On extreme cases of sleepwalking

"In the book, I talked about this famous case in Canada in the late '80s, where somebody — a man drove 14 miles to his in-laws' house ... he let himself in with his key, then he stabbed his mother-in-law to death and almost killed his father-in-law. And he drove directly to the police station afterwards.

"And he was acquitted. His lawyers were able to convince the jury that he had been sleepwalking the whole time, and part of the reason was they went through his family history, and his father and his grandfather, they would tell stories of ... waking up the next morning and seeing, you know, fried onions on the stove that hadn't been eaten, or waking up, you know ... his grandmother caught him trying to open up a window and jump out from a six-story building when he was completely asleep.
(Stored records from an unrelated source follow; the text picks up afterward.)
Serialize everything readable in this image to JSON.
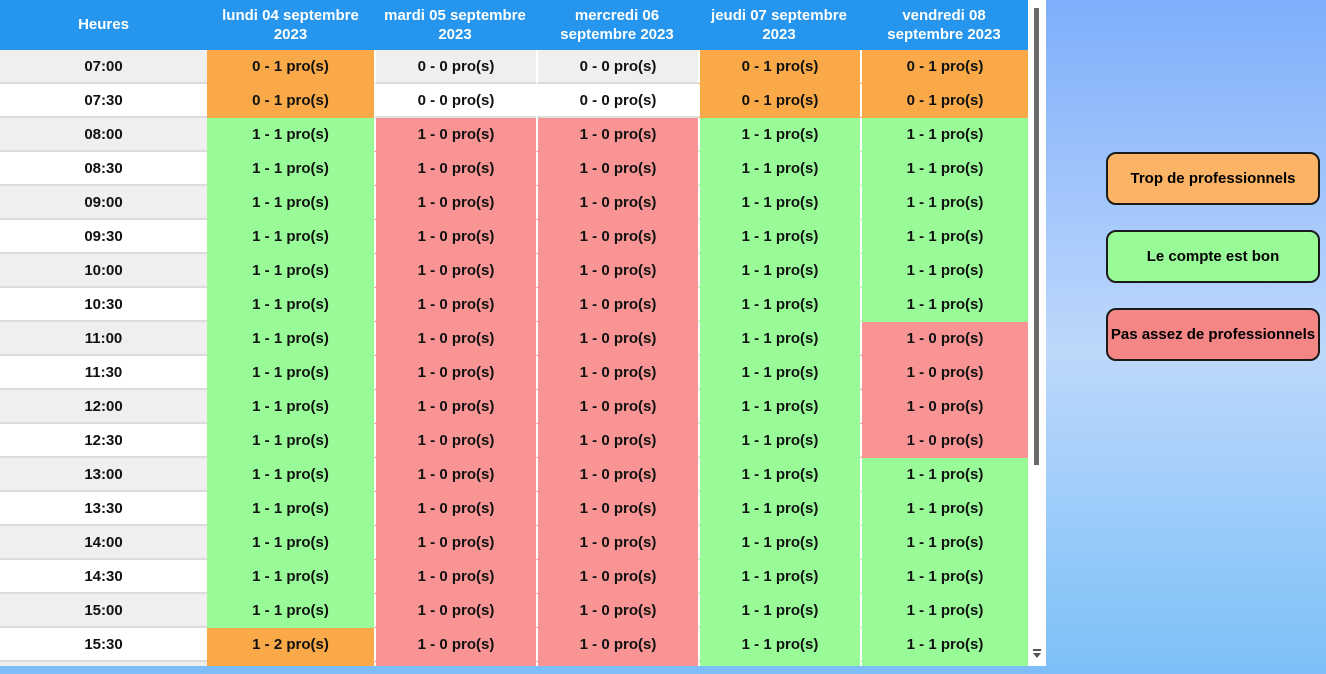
{
  "table": {
    "time_header": "Heures",
    "day_headers": [
      "lundi 04 septembre 2023",
      "mardi 05 septembre 2023",
      "mercredi 06 septembre 2023",
      "jeudi 07 septembre 2023",
      "vendredi 08 septembre 2023"
    ],
    "rows": [
      {
        "time": "07:00",
        "cells": [
          {
            "text": "0 - 1 pro(s)",
            "status": "over"
          },
          {
            "text": "0 - 0 pro(s)",
            "status": "none"
          },
          {
            "text": "0 - 0 pro(s)",
            "status": "none"
          },
          {
            "text": "0 - 1 pro(s)",
            "status": "over"
          },
          {
            "text": "0 - 1 pro(s)",
            "status": "over"
          }
        ]
      },
      {
        "time": "07:30",
        "cells": [
          {
            "text": "0 - 1 pro(s)",
            "status": "over"
          },
          {
            "text": "0 - 0 pro(s)",
            "status": "none"
          },
          {
            "text": "0 - 0 pro(s)",
            "status": "none"
          },
          {
            "text": "0 - 1 pro(s)",
            "status": "over"
          },
          {
            "text": "0 - 1 pro(s)",
            "status": "over"
          }
        ]
      },
      {
        "time": "08:00",
        "cells": [
          {
            "text": "1 - 1 pro(s)",
            "status": "ok"
          },
          {
            "text": "1 - 0 pro(s)",
            "status": "under"
          },
          {
            "text": "1 - 0 pro(s)",
            "status": "under"
          },
          {
            "text": "1 - 1 pro(s)",
            "status": "ok"
          },
          {
            "text": "1 - 1 pro(s)",
            "status": "ok"
          }
        ]
      },
      {
        "time": "08:30",
        "cells": [
          {
            "text": "1 - 1 pro(s)",
            "status": "ok"
          },
          {
            "text": "1 - 0 pro(s)",
            "status": "under"
          },
          {
            "text": "1 - 0 pro(s)",
            "status": "under"
          },
          {
            "text": "1 - 1 pro(s)",
            "status": "ok"
          },
          {
            "text": "1 - 1 pro(s)",
            "status": "ok"
          }
        ]
      },
      {
        "time": "09:00",
        "cells": [
          {
            "text": "1 - 1 pro(s)",
            "status": "ok"
          },
          {
            "text": "1 - 0 pro(s)",
            "status": "under"
          },
          {
            "text": "1 - 0 pro(s)",
            "status": "under"
          },
          {
            "text": "1 - 1 pro(s)",
            "status": "ok"
          },
          {
            "text": "1 - 1 pro(s)",
            "status": "ok"
          }
        ]
      },
      {
        "time": "09:30",
        "cells": [
          {
            "text": "1 - 1 pro(s)",
            "status": "ok"
          },
          {
            "text": "1 - 0 pro(s)",
            "status": "under"
          },
          {
            "text": "1 - 0 pro(s)",
            "status": "under"
          },
          {
            "text": "1 - 1 pro(s)",
            "status": "ok"
          },
          {
            "text": "1 - 1 pro(s)",
            "status": "ok"
          }
        ]
      },
      {
        "time": "10:00",
        "cells": [
          {
            "text": "1 - 1 pro(s)",
            "status": "ok"
          },
          {
            "text": "1 - 0 pro(s)",
            "status": "under"
          },
          {
            "text": "1 - 0 pro(s)",
            "status": "under"
          },
          {
            "text": "1 - 1 pro(s)",
            "status": "ok"
          },
          {
            "text": "1 - 1 pro(s)",
            "status": "ok"
          }
        ]
      },
      {
        "time": "10:30",
        "cells": [
          {
            "text": "1 - 1 pro(s)",
            "status": "ok"
          },
          {
            "text": "1 - 0 pro(s)",
            "status": "under"
          },
          {
            "text": "1 - 0 pro(s)",
            "status": "under"
          },
          {
            "text": "1 - 1 pro(s)",
            "status": "ok"
          },
          {
            "text": "1 - 1 pro(s)",
            "status": "ok"
          }
        ]
      },
      {
        "time": "11:00",
        "cells": [
          {
            "text": "1 - 1 pro(s)",
            "status": "ok"
          },
          {
            "text": "1 - 0 pro(s)",
            "status": "under"
          },
          {
            "text": "1 - 0 pro(s)",
            "status": "under"
          },
          {
            "text": "1 - 1 pro(s)",
            "status": "ok"
          },
          {
            "text": "1 - 0 pro(s)",
            "status": "under"
          }
        ]
      },
      {
        "time": "11:30",
        "cells": [
          {
            "text": "1 - 1 pro(s)",
            "status": "ok"
          },
          {
            "text": "1 - 0 pro(s)",
            "status": "under"
          },
          {
            "text": "1 - 0 pro(s)",
            "status": "under"
          },
          {
            "text": "1 - 1 pro(s)",
            "status": "ok"
          },
          {
            "text": "1 - 0 pro(s)",
            "status": "under"
          }
        ]
      },
      {
        "time": "12:00",
        "cells": [
          {
            "text": "1 - 1 pro(s)",
            "status": "ok"
          },
          {
            "text": "1 - 0 pro(s)",
            "status": "under"
          },
          {
            "text": "1 - 0 pro(s)",
            "status": "under"
          },
          {
            "text": "1 - 1 pro(s)",
            "status": "ok"
          },
          {
            "text": "1 - 0 pro(s)",
            "status": "under"
          }
        ]
      },
      {
        "time": "12:30",
        "cells": [
          {
            "text": "1 - 1 pro(s)",
            "status": "ok"
          },
          {
            "text": "1 - 0 pro(s)",
            "status": "under"
          },
          {
            "text": "1 - 0 pro(s)",
            "status": "under"
          },
          {
            "text": "1 - 1 pro(s)",
            "status": "ok"
          },
          {
            "text": "1 - 0 pro(s)",
            "status": "under"
          }
        ]
      },
      {
        "time": "13:00",
        "cells": [
          {
            "text": "1 - 1 pro(s)",
            "status": "ok"
          },
          {
            "text": "1 - 0 pro(s)",
            "status": "under"
          },
          {
            "text": "1 - 0 pro(s)",
            "status": "under"
          },
          {
            "text": "1 - 1 pro(s)",
            "status": "ok"
          },
          {
            "text": "1 - 1 pro(s)",
            "status": "ok"
          }
        ]
      },
      {
        "time": "13:30",
        "cells": [
          {
            "text": "1 - 1 pro(s)",
            "status": "ok"
          },
          {
            "text": "1 - 0 pro(s)",
            "status": "under"
          },
          {
            "text": "1 - 0 pro(s)",
            "status": "under"
          },
          {
            "text": "1 - 1 pro(s)",
            "status": "ok"
          },
          {
            "text": "1 - 1 pro(s)",
            "status": "ok"
          }
        ]
      },
      {
        "time": "14:00",
        "cells": [
          {
            "text": "1 - 1 pro(s)",
            "status": "ok"
          },
          {
            "text": "1 - 0 pro(s)",
            "status": "under"
          },
          {
            "text": "1 - 0 pro(s)",
            "status": "under"
          },
          {
            "text": "1 - 1 pro(s)",
            "status": "ok"
          },
          {
            "text": "1 - 1 pro(s)",
            "status": "ok"
          }
        ]
      },
      {
        "time": "14:30",
        "cells": [
          {
            "text": "1 - 1 pro(s)",
            "status": "ok"
          },
          {
            "text": "1 - 0 pro(s)",
            "status": "under"
          },
          {
            "text": "1 - 0 pro(s)",
            "status": "under"
          },
          {
            "text": "1 - 1 pro(s)",
            "status": "ok"
          },
          {
            "text": "1 - 1 pro(s)",
            "status": "ok"
          }
        ]
      },
      {
        "time": "15:00",
        "cells": [
          {
            "text": "1 - 1 pro(s)",
            "status": "ok"
          },
          {
            "text": "1 - 0 pro(s)",
            "status": "under"
          },
          {
            "text": "1 - 0 pro(s)",
            "status": "under"
          },
          {
            "text": "1 - 1 pro(s)",
            "status": "ok"
          },
          {
            "text": "1 - 1 pro(s)",
            "status": "ok"
          }
        ]
      },
      {
        "time": "15:30",
        "cells": [
          {
            "text": "1 - 2 pro(s)",
            "status": "over"
          },
          {
            "text": "1 - 0 pro(s)",
            "status": "under"
          },
          {
            "text": "1 - 0 pro(s)",
            "status": "under"
          },
          {
            "text": "1 - 1 pro(s)",
            "status": "ok"
          },
          {
            "text": "1 - 1 pro(s)",
            "status": "ok"
          }
        ]
      },
      {
        "time": "",
        "partial": true,
        "cells": [
          {
            "text": "",
            "status": "over"
          },
          {
            "text": "",
            "status": "under"
          },
          {
            "text": "",
            "status": "under"
          },
          {
            "text": "",
            "status": "ok"
          },
          {
            "text": "",
            "status": "ok"
          }
        ]
      }
    ]
  },
  "legend": {
    "buttons": [
      {
        "label": "Trop de professionnels",
        "status": "over"
      },
      {
        "label": "Le compte est bon",
        "status": "ok"
      },
      {
        "label": "Pas assez de professionnels",
        "status": "under"
      }
    ]
  },
  "colors": {
    "header_bg": "#2595EE",
    "cell_over": "#F9A948",
    "cell_ok": "#98FB98",
    "cell_under": "#F89494",
    "legend_over": "#FBB366",
    "legend_ok": "#98FB98",
    "legend_under": "#F48686",
    "row_alt": "#EFEFEF",
    "row_base": "#FFFFFF",
    "page_gradient_top": "#7FAFFB",
    "page_gradient_mid": "#BDD8FB",
    "page_gradient_bottom": "#7CC0F8",
    "bottom_bar": "#7DBEF8"
  }
}
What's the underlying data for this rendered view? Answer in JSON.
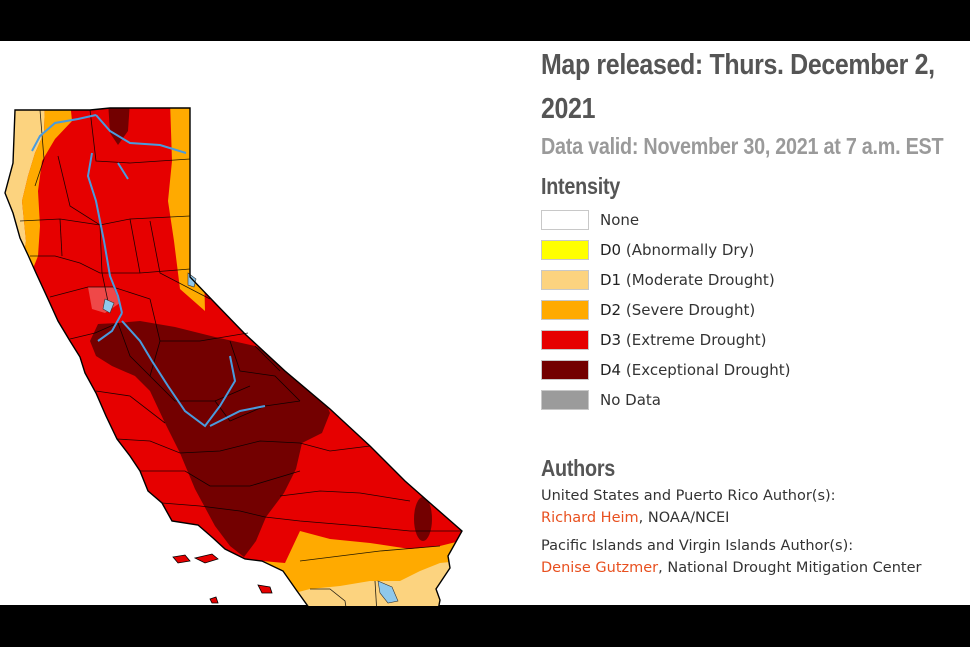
{
  "header": {
    "title": "Map released: Thurs. December 2, 2021",
    "subtitle": "Data valid: November 30, 2021 at 7 a.m. EST"
  },
  "legend": {
    "heading": "Intensity",
    "items": [
      {
        "code": "",
        "label": "None",
        "color": "#ffffff"
      },
      {
        "code": "D0",
        "label": "(Abnormally Dry)",
        "color": "#ffff00"
      },
      {
        "code": "D1",
        "label": "(Moderate Drought)",
        "color": "#fcd37f"
      },
      {
        "code": "D2",
        "label": "(Severe Drought)",
        "color": "#ffaa00"
      },
      {
        "code": "D3",
        "label": "(Extreme Drought)",
        "color": "#e60000"
      },
      {
        "code": "D4",
        "label": "(Exceptional Drought)",
        "color": "#730000"
      },
      {
        "code": "",
        "label": "No Data",
        "color": "#9b9b9b"
      }
    ]
  },
  "authors": {
    "heading": "Authors",
    "groups": [
      {
        "role": "United States and Puerto Rico Author(s):",
        "name": "Richard Heim",
        "org": ", NOAA/NCEI"
      },
      {
        "role": "Pacific Islands and Virgin Islands Author(s):",
        "name": "Denise Gutzmer",
        "org": ", National Drought Mitigation Center"
      }
    ]
  },
  "map": {
    "region": "California",
    "colors": {
      "d1": "#fcd37f",
      "d2": "#ffaa00",
      "d3": "#e60000",
      "d4": "#730000",
      "water": "#6ab4e8",
      "border": "#000000"
    }
  }
}
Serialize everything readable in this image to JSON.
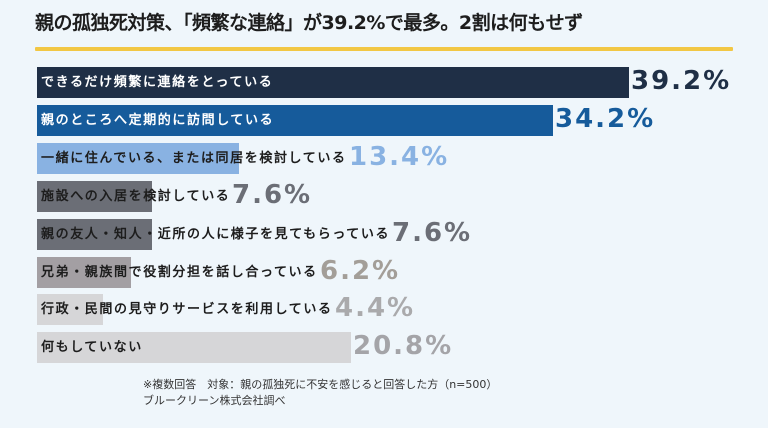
{
  "title": "親の孤独死対策、「頻繁な連絡」が39.2%で最多。2割は何もせず",
  "colors": {
    "background": "#eff6fb",
    "underline": "#f2c744"
  },
  "footnote": {
    "line1": "※複数回答　対象：親の孤独死に不安を感じると回答した方（n=500）",
    "line2": "ブルークリーン株式会社調べ"
  },
  "rows": [
    {
      "label": "できるだけ頻繁に連絡をとっている",
      "value_text": "39.2%",
      "bar": "#1f2f46",
      "label_color": "#ffffff",
      "value_color": "#1f2f46"
    },
    {
      "label": "親のところへ定期的に訪問している",
      "value_text": "34.2%",
      "bar": "#165b9b",
      "label_color": "#ffffff",
      "value_color": "#165b9b"
    },
    {
      "label": "一緒に住んでいる、または同居を検討している",
      "value_text": "13.4%",
      "bar": "#89b2e2",
      "label_color": "#1d1d1d",
      "value_color": "#89b2e2"
    },
    {
      "label": "施設への入居を検討している",
      "value_text": "7.6%",
      "bar": "#6b6e76",
      "label_color": "#1d1d1d",
      "value_color": "#6b6e76"
    },
    {
      "label": "親の友人・知人・近所の人に様子を見てもらっている",
      "value_text": "7.6%",
      "bar": "#6b6e76",
      "label_color": "#1d1d1d",
      "value_color": "#6b6e76"
    },
    {
      "label": "兄弟・親族間で役割分担を話し合っている",
      "value_text": "6.2%",
      "bar": "#a39fa3",
      "label_color": "#1d1d1d",
      "value_color": "#a39e98"
    },
    {
      "label": "行政・民間の見守りサービスを利用している",
      "value_text": "4.4%",
      "bar": "#d6d6d8",
      "label_color": "#1d1d1d",
      "value_color": "#aaaaac"
    },
    {
      "label": "何もしていない",
      "value_text": "20.8%",
      "bar": "#d6d6d8",
      "label_color": "#1d1d1d",
      "value_color": "#a4a4a8"
    }
  ],
  "chart_data": {
    "type": "bar",
    "orientation": "horizontal",
    "title": "親の孤独死対策、「頻繁な連絡」が39.2%で最多。2割は何もせず",
    "categories": [
      "できるだけ頻繁に連絡をとっている",
      "親のところへ定期的に訪問している",
      "一緒に住んでいる、または同居を検討している",
      "施設への入居を検討している",
      "親の友人・知人・近所の人に様子を見てもらっている",
      "兄弟・親族間で役割分担を話し合っている",
      "行政・民間の見守りサービスを利用している",
      "何もしていない"
    ],
    "values": [
      39.2,
      34.2,
      13.4,
      7.6,
      7.6,
      6.2,
      4.4,
      20.8
    ],
    "unit": "%",
    "xlabel": "",
    "ylabel": "",
    "grid": false,
    "legend": null,
    "annotations": [
      "※複数回答　対象：親の孤独死に不安を感じると回答した方（n=500）",
      "ブルークリーン株式会社調べ"
    ]
  }
}
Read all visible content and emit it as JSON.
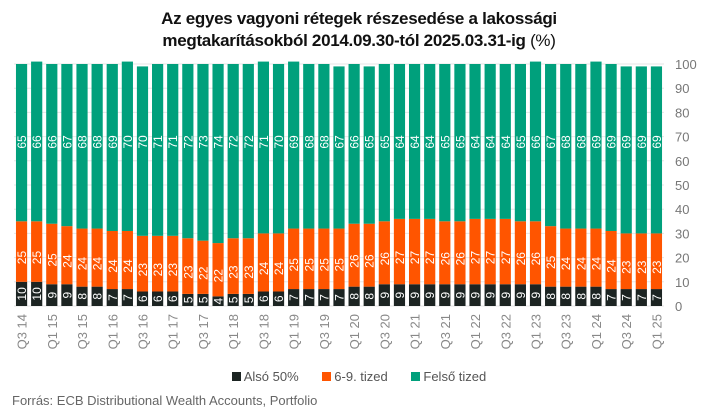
{
  "chart_data": {
    "type": "bar",
    "stacked": true,
    "title_line1": "Az egyes vagyoni rétegek részesedése a lakossági",
    "title_line2": "megtakarításokból 2014.09.30-tól  2025.03.31-ig",
    "title_unit": "(%)",
    "xlabel": "",
    "ylabel": "",
    "ylim": [
      0,
      100
    ],
    "yticks": [
      0,
      10,
      20,
      30,
      40,
      50,
      60,
      70,
      80,
      90,
      100
    ],
    "y_axis_side": "right",
    "grid": true,
    "legend_position": "bottom",
    "categories": [
      "Q3 14",
      "Q4 14",
      "Q1 15",
      "Q2 15",
      "Q3 15",
      "Q4 15",
      "Q1 16",
      "Q2 16",
      "Q3 16",
      "Q4 16",
      "Q1 17",
      "Q2 17",
      "Q3 17",
      "Q4 17",
      "Q1 18",
      "Q2 18",
      "Q3 18",
      "Q4 18",
      "Q1 19",
      "Q2 19",
      "Q3 19",
      "Q4 19",
      "Q1 20",
      "Q2 20",
      "Q3 20",
      "Q4 20",
      "Q1 21",
      "Q2 21",
      "Q3 21",
      "Q4 21",
      "Q1 22",
      "Q2 22",
      "Q3 22",
      "Q4 22",
      "Q1 23",
      "Q2 23",
      "Q3 23",
      "Q4 23",
      "Q1 24",
      "Q2 24",
      "Q3 24",
      "Q4 24",
      "Q1 25"
    ],
    "tick_labels_shown": [
      "Q3 14",
      "Q1 15",
      "Q3 15",
      "Q1 16",
      "Q3 16",
      "Q1 17",
      "Q3 17",
      "Q1 18",
      "Q3 18",
      "Q1 19",
      "Q3 19",
      "Q1 20",
      "Q3 20",
      "Q1 21",
      "Q3 21",
      "Q1 22",
      "Q3 22",
      "Q1 23",
      "Q3 23",
      "Q1 24",
      "Q3 24",
      "Q1 25"
    ],
    "series": [
      {
        "name": "Alsó 50%",
        "color": "#1c2422",
        "values": [
          10,
          10,
          9,
          9,
          8,
          8,
          7,
          7,
          6,
          6,
          6,
          5,
          5,
          4,
          5,
          5,
          6,
          6,
          7,
          7,
          7,
          7,
          8,
          8,
          9,
          9,
          9,
          9,
          9,
          9,
          9,
          9,
          9,
          9,
          9,
          8,
          8,
          8,
          8,
          7,
          7,
          7,
          7
        ]
      },
      {
        "name": "6-9. tized",
        "color": "#ff5500",
        "values": [
          25,
          25,
          25,
          24,
          24,
          24,
          24,
          24,
          23,
          23,
          23,
          23,
          22,
          22,
          23,
          23,
          24,
          24,
          25,
          25,
          25,
          25,
          26,
          26,
          26,
          27,
          27,
          27,
          26,
          26,
          27,
          27,
          27,
          26,
          26,
          25,
          24,
          24,
          24,
          24,
          23,
          23,
          23
        ]
      },
      {
        "name": "Felső tized",
        "color": "#00a07c",
        "values": [
          65,
          66,
          66,
          67,
          68,
          68,
          69,
          70,
          70,
          71,
          71,
          72,
          73,
          74,
          72,
          72,
          71,
          70,
          69,
          68,
          68,
          67,
          66,
          65,
          65,
          64,
          64,
          64,
          65,
          65,
          64,
          64,
          64,
          65,
          66,
          67,
          68,
          68,
          69,
          69,
          69,
          69,
          69
        ]
      }
    ]
  },
  "legend": {
    "items": [
      {
        "label": "Alsó 50%",
        "color": "#1c2422"
      },
      {
        "label": "6-9. tized",
        "color": "#ff5500"
      },
      {
        "label": "Felső tized",
        "color": "#00a07c"
      }
    ]
  },
  "source": "Forrás: ECB Distributional Wealth Accounts, Portfolio"
}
"So researchers are starting to realize that there's a lot more in between just waking up — being awake and being asleep than perhaps we give credit for."

On the quality of his sleep now

"I did get much better sleep ... I have a 2-month-old baby at home, so I am, ironically, am not sleeping all that much as I'm talking to all of you right now. The other night I woke up, and my wife woke up, too, and saw me ... holding my arms and swinging back and forth in front of our baby's bassinet, saying, 'I've got the baby, I've got the baby.' And ... thank God, the baby — our baby — was still in his bassinet. I was holding a pillow."